A dictionary of annotaions to their set of values

Return type:dict[str,set[str]]
annotation_regex

A dictioary of annotations defined by regular expressions {annotation keyword: string regular expression}

Returns:dict[str,str]
annotation_regex_compiled

A dictionary of annotations defined by regular expressions {annotation keyword: compiled regular expression}

Return type:dict[str,re]
raise_for_undefined_annotation(line, position, annotation)[source]

Raises is an annotation is not defined

Parameters:
  • line (str) – The line being parsed
  • position (int) – The position in the line being parsed
  • annotation (str) – The annotation to check
Raises:

UndefinedAnnotationWarning

raise_for_invalid_annotation_value(line, position, key, value)[source]

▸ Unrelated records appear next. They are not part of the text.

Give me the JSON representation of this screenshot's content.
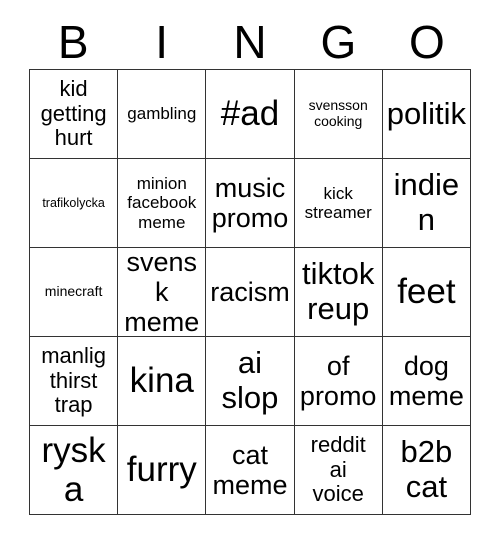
{
  "card": {
    "header_letters": [
      "B",
      "I",
      "N",
      "G",
      "O"
    ],
    "rows": [
      [
        {
          "text": "kid\ngetting\nhurt",
          "size": "md"
        },
        {
          "text": "gambling",
          "size": "sm"
        },
        {
          "text": "#ad",
          "size": "xxl"
        },
        {
          "text": "svensson\ncooking",
          "size": "xs"
        },
        {
          "text": "politik",
          "size": "xl"
        }
      ],
      [
        {
          "text": "trafikolycka",
          "size": "xxs"
        },
        {
          "text": "minion\nfacebook\nmeme",
          "size": "sm"
        },
        {
          "text": "music\npromo",
          "size": "lg"
        },
        {
          "text": "kick\nstreamer",
          "size": "sm"
        },
        {
          "text": "indien",
          "size": "xl"
        }
      ],
      [
        {
          "text": "minecraft",
          "size": "xs"
        },
        {
          "text": "svensk\nmeme",
          "size": "lg"
        },
        {
          "text": "racism",
          "size": "lg"
        },
        {
          "text": "tiktok\nreup",
          "size": "xl"
        },
        {
          "text": "feet",
          "size": "xxl"
        }
      ],
      [
        {
          "text": "manlig\nthirst\ntrap",
          "size": "md"
        },
        {
          "text": "kina",
          "size": "xxl"
        },
        {
          "text": "ai\nslop",
          "size": "xl"
        },
        {
          "text": "of\npromo",
          "size": "lg"
        },
        {
          "text": "dog\nmeme",
          "size": "lg"
        }
      ],
      [
        {
          "text": "ryska",
          "size": "xxl"
        },
        {
          "text": "furry",
          "size": "xxl"
        },
        {
          "text": "cat\nmeme",
          "size": "lg"
        },
        {
          "text": "reddit\nai\nvoice",
          "size": "md"
        },
        {
          "text": "b2b\ncat",
          "size": "xl"
        }
      ]
    ]
  }
}
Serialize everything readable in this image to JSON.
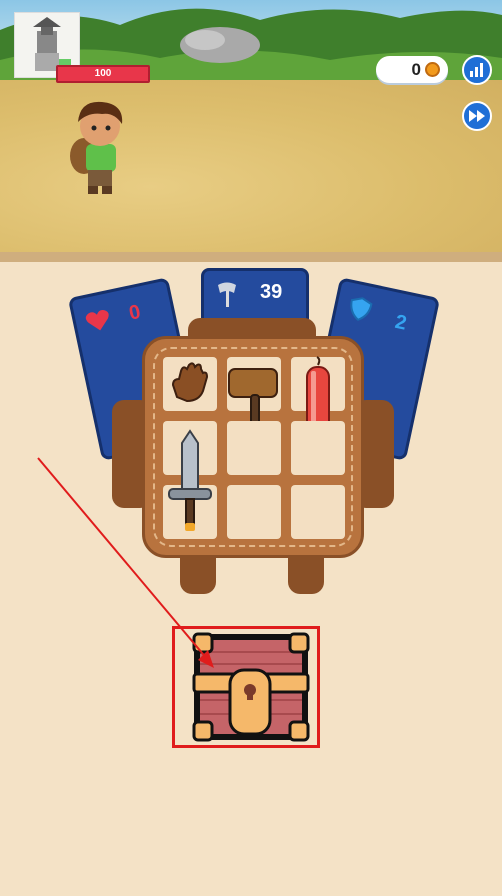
{
  "hud": {
    "player_hp": "100",
    "coins": "0",
    "icons": {
      "portrait": "castle-portrait-icon",
      "coin": "coin-icon",
      "stats": "bar-chart-icon",
      "speed": "fast-forward-icon"
    }
  },
  "stats": {
    "health": "0",
    "attack": "39",
    "defense": "2"
  },
  "inventory": {
    "items": [
      "glove",
      "wooden-mallet",
      "dynamite",
      "sword",
      "",
      "",
      "",
      "",
      ""
    ]
  },
  "chest": {
    "icon": "treasure-chest-icon"
  },
  "colors": {
    "accent_blue": "#244b9e",
    "hp_red": "#e8364a",
    "highlight_red": "#e01c1c"
  }
}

Raises is an annotation is not defined

Parameters:
  • line (str) – The line being parsed
  • position (int) – The position in the line being parsed
  • key (str) – The annotation to check
  • value (str) – The entry in the annotation to check
Raises:

IllegalAnnotationValueWarning or MissingAnnotationRegexWarning

raise_for_missing_citation(line, position)[source]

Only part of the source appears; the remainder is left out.